Tuina is a traditional chinese form of massage which focuses on the acupuncture channels, especially areas of muscles and tendons. It can be performed on a fully clothed patient. Because it directly affects the flow of qi, it is highly recommended for conditions such as sprains, strains, and even neuropathy.


Q: What should I do to prepare for my acupuncture treatment?

  1. It is important to eat a substantial meal within three hours of the acupuncture treatment. Never go into an acupuncture treatment hungry. It is very helpful to not have any caffeine before your acupuncture treatment.

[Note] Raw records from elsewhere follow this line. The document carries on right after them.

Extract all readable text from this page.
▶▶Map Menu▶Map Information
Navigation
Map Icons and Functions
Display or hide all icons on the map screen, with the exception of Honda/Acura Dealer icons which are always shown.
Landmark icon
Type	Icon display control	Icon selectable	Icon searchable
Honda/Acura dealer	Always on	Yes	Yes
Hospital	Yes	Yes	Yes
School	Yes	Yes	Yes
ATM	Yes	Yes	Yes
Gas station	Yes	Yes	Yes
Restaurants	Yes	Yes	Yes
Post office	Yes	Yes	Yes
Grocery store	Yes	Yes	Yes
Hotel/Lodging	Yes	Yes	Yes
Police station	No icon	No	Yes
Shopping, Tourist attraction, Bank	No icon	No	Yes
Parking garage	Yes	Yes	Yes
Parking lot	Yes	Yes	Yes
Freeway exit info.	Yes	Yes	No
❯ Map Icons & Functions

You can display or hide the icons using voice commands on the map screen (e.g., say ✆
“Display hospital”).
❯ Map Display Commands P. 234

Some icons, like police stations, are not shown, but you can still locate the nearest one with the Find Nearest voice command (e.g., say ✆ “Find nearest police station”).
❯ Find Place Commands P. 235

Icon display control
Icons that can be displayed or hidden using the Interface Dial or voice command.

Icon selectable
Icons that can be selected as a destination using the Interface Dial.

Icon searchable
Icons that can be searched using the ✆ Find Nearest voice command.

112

  2. Wear loose comfortable clothing that will allow us to access your knees and elbows. 

  3. If you can help it, please do not clean your tongue on the day that you come for a visit. This will allow us to properly evaluate your tongue coating.

  4. Bring with you any lab tests or imaging results that you have on-hand from your other healthcare providers.

  5. Come on time so we can give you your full treatment!